这次他没有等到萨菲罗斯的回答。对方依旧侧头望着窗外,没人能看见他脸上的表情。
雪崩副手耸了耸肩,表示接收到了自家头儿打算结束谈话的意思。
机舱陷入令人昏昏欲睡的黑暗与安静,唯有被冷落在地板上的平板电脑屏幕依旧散发着蒙蒙光源。
屏幕画面里正反复播放着萨菲罗斯现身时,黑发特种兵目光穿越混乱战场与纷飞火光看向他的眼神。
是一种没有能够读懂的思念。
※※※
当扎克斯成功回到神罗,已经是整整6小时以后的事情。
他被从运输机上扔下来的时候,孤身穿越过层层云团,冷雨模糊视野,闪电在身边盘旋,糟糕的时机与天气将这次跳伞的难度拔高成了一场玩命的极限运动。
扎克斯几乎是拼尽全力,才在狂风暴雨干扰下勉力控制住降落伞。但依旧在着陆时不小心选错了方向,最终把自己挂在了一面悬崖峭壁的树杈上。

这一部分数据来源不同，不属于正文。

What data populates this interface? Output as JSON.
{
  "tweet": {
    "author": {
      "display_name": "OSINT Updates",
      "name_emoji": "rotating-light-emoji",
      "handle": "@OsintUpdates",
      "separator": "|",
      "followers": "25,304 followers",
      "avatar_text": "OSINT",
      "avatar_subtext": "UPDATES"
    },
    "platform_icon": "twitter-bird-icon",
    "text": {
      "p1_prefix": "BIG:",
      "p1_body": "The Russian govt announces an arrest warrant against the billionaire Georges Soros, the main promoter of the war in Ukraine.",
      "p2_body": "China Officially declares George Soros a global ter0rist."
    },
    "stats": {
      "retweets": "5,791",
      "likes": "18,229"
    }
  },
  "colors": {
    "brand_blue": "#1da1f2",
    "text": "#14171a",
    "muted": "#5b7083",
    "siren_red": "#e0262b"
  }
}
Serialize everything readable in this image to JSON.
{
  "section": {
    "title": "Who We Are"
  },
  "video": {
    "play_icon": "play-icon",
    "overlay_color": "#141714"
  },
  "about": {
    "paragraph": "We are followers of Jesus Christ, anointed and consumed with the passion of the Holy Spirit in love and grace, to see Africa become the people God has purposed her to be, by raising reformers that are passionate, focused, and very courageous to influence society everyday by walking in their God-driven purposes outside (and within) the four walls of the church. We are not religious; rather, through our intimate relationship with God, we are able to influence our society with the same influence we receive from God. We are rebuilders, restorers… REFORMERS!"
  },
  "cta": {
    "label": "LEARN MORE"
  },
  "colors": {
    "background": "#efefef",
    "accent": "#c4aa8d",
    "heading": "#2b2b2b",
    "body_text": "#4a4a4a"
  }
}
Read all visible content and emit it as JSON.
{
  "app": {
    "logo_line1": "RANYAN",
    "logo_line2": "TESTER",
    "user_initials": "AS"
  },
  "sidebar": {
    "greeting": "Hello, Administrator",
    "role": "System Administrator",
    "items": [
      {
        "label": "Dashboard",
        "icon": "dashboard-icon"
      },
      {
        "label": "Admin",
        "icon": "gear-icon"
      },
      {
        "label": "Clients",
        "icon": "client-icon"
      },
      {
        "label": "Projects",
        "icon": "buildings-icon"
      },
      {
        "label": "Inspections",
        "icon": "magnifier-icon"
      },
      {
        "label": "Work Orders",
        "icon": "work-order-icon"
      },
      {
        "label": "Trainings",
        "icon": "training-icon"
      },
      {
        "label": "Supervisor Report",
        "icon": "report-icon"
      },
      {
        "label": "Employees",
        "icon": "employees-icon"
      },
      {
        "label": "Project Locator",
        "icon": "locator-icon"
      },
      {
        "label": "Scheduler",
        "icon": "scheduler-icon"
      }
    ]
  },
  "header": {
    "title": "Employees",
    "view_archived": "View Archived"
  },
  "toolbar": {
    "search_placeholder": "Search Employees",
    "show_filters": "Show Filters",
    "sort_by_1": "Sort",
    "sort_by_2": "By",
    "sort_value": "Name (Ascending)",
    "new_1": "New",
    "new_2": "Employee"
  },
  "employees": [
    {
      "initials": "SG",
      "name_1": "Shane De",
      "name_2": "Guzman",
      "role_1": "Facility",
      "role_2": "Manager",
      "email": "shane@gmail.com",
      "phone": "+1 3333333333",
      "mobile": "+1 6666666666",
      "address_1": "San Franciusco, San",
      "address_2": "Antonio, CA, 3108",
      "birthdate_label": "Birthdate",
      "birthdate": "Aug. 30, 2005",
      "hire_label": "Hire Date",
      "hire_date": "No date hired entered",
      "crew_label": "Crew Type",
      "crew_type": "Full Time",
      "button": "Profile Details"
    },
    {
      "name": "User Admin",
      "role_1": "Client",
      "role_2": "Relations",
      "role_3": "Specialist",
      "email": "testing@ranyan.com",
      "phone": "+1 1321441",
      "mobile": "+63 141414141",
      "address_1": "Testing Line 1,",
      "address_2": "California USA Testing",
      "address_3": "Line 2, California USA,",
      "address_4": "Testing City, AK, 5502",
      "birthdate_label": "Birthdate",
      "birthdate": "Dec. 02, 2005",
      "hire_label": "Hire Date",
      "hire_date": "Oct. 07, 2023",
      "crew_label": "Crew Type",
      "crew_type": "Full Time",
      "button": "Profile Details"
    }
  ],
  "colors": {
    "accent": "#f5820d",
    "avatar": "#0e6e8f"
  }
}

他好不容易费力解开缠绕身上的降落伞绳索,然后冒着大雨进行大半个夜晚的徒手攀岩,紧接着又是一场持续6公里的荒野徒步。
当地平线上天光见亮时,他独身一人一脚深一脚浅地走在黄沙灌木间,整个人已经精疲力尽到近乎梦游。
直至终于碰见神罗派遣出来的搜索队伍,他才不至于因为中途晕倒成为生活在米德加外荒野间的兽群的早餐。
被搜索部队带回去后,扎克斯在医疗室里睡了整整12个小时,就连身体修复手术麻醉效果消退后的疼痛都没能吵醒他。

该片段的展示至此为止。